En réalité, le seul but était de suivre les lancements de missiles balistiques de l'OTAN. Il visait les pays d'Europe du Nord et les États-Unis. Des stations similaires furent construites à Nikolaev et Komsomolsk-sur-l'Amour. Le système Duga, unique par sa taille et sa complexité, fut assemblé en 1976 et testé en 1979. Une puissante source d'ondes courtes, située dans la région de Tchernihiv, transmettait des ondes à travers l'ensemble des États-Unis, réfléchies et captées par le radar de Tchernobyl. Les données étaient transmises aux ordinateurs les plus puissants de l'époque et traitées. Le complexe comprenait également le Centre de communications spatiales (CSC). Un complexe complet, comprenant des locaux d'habitation et des installations techniques, fut construit pour son entretien. Après la catastrophe de Tchernobyl, il servit d'abri aux soldats liquidateurs...

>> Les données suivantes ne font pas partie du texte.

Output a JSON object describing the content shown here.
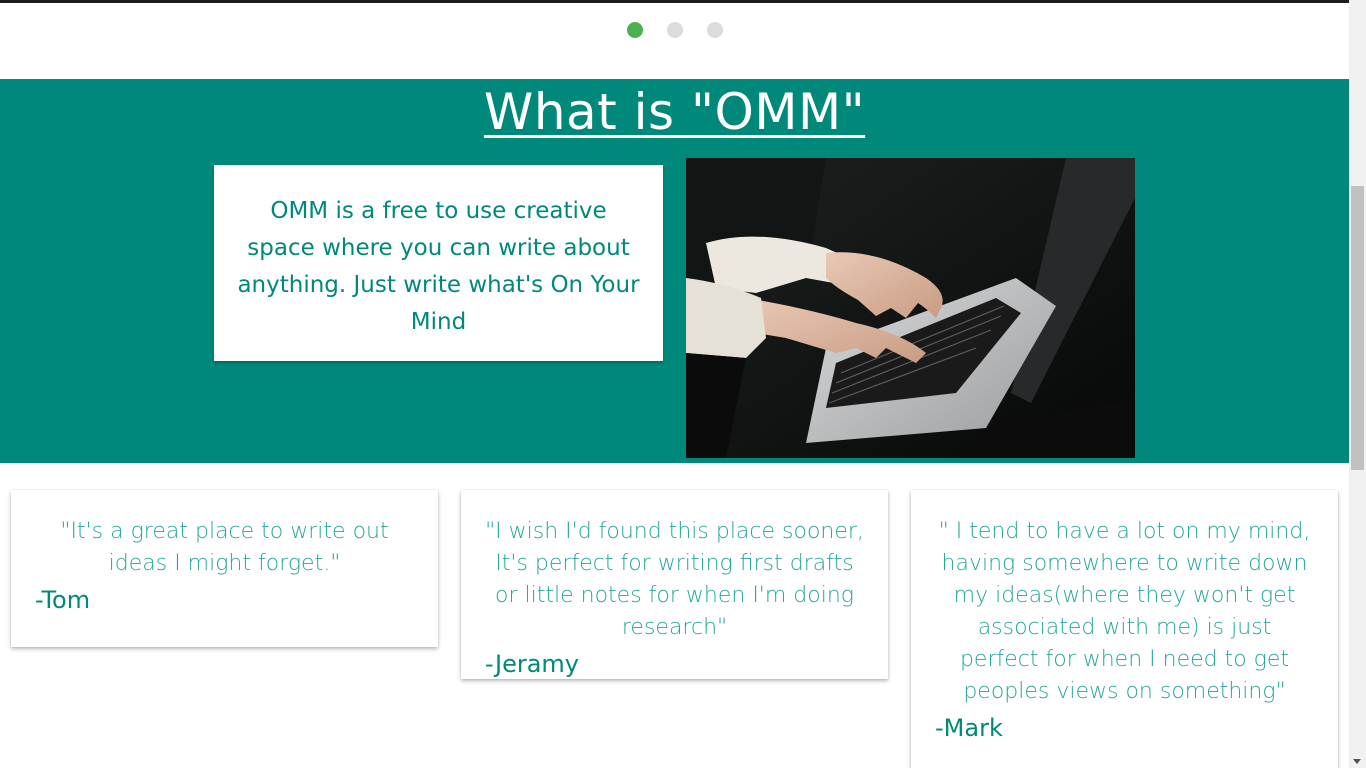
{
  "carousel": {
    "indicators": [
      {
        "active": true
      },
      {
        "active": false
      },
      {
        "active": false
      }
    ],
    "active_color": "#4caf50",
    "inactive_color": "#dcdcdc"
  },
  "about": {
    "title": "What is \"OMM\"",
    "description": "OMM is a free to use creative space where you can write about anything. Just write what's On Your Mind",
    "image": "laptop-typing-photo",
    "background_color": "#00897b"
  },
  "testimonials": [
    {
      "quote": "\"It's a great place to write out ideas I might forget.\"",
      "author": "-Tom"
    },
    {
      "quote": "\"I wish I'd found this place sooner, It's perfect for writing first drafts or little notes for when I'm doing research\"",
      "author": "-Jeramy"
    },
    {
      "quote": "\" I tend to have a lot on my mind, having somewhere to write down my ideas(where they won't get associated with me) is just perfect for when I need to get peoples views on something\"",
      "author": "-Mark"
    }
  ]
}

La proximité de Tchernobyl-2 avec la centrale nucléaire n'était pas une coïncidence : l'installation consommait une quantité colossale d'électricité. Malgré son caractère unique, le radar présentait de nombreuses lacunes. Il était incapable de détecter les tirs de missiles ciblés et ne pouvait détecter que les attaques massives typiques d'une guerre nucléaire. De plus, ses puissants émetteurs brouillaient les communications des avions et des navires européens, suscitant de vives protestations. Les fréquences de fonctionnement durent être modifiées et les équipements modernisés. La remise en service était prévue pour 1986...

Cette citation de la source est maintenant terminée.